A empresa de streaming Netflix lançou um documentário, do jornalista e escritor Dan Buettner, no qual investiga as razões pelas quais em alguns pontos do planeta as pessoas vivem mais, melhor e com mais qualidade de vida. O documentarista viajou para cinco locais, denominados Zonas Azuis, buscando investigar o que fazia daquelas populações as mais longevas do mundo, nos dando indícios de que, talvez, muito do que sabemos sobre longevidade pode não ser tão óbvio quanto pensamos.

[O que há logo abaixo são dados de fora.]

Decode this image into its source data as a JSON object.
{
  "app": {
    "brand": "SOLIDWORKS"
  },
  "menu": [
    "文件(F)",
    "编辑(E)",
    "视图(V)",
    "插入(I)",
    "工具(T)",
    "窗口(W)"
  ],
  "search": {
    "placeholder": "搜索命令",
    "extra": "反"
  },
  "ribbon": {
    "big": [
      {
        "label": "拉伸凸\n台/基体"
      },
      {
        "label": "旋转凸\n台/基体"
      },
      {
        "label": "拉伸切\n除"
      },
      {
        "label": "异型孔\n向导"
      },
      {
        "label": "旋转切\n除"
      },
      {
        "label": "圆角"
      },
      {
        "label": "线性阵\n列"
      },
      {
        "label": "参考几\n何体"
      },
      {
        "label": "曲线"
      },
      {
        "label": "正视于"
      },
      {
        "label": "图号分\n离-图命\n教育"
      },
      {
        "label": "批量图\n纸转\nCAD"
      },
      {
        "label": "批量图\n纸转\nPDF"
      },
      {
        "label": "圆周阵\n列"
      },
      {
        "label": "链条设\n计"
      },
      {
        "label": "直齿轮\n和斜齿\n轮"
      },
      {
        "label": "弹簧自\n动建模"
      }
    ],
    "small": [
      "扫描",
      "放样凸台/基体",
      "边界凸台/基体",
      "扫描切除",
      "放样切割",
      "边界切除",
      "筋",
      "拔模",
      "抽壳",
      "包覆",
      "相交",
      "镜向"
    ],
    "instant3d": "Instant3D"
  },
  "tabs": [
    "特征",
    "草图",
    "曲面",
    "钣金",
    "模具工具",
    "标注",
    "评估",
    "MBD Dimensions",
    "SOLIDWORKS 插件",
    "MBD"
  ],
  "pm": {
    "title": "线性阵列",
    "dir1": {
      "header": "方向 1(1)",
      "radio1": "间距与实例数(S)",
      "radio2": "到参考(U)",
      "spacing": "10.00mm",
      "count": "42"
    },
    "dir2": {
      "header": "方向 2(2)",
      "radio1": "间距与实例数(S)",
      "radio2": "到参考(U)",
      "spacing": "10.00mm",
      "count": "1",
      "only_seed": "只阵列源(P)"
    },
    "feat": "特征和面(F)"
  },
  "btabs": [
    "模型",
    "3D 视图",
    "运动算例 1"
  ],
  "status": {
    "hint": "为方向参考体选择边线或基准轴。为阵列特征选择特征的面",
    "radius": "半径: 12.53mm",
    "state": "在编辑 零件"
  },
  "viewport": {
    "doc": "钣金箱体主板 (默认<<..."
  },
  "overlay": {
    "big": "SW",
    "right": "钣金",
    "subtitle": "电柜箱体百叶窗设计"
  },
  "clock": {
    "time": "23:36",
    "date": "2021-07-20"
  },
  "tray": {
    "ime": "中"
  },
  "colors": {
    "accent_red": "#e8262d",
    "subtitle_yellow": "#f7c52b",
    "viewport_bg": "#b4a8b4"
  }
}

Primeiramente o documentarista foi a Okinawa, no Japão, que já foi considerada pela Organização Mundial de Saúde como a população mais longeva da história humana. Naquela comunidade foi verificado que havia menos casos de diabetes, 1/5 a menos de casos de doenças cardíacas e pouquíssimos casos de demência. Na pequena ilha ele notou que os longevos consumiam em média cerca de 2.000 calorias por dia e sua alimentação tinha como base os carboidratos complexos, que equivalia a 67% de tudo o que ingeriam. O segredo para uma ingestão controlada de alimentos se deve a um costume de parar de comer quando estão 80% satisfeitos. Os longevos não costumam ir a academias, mas fazem suas atividades domésticas e geralmente cuidam de hortas.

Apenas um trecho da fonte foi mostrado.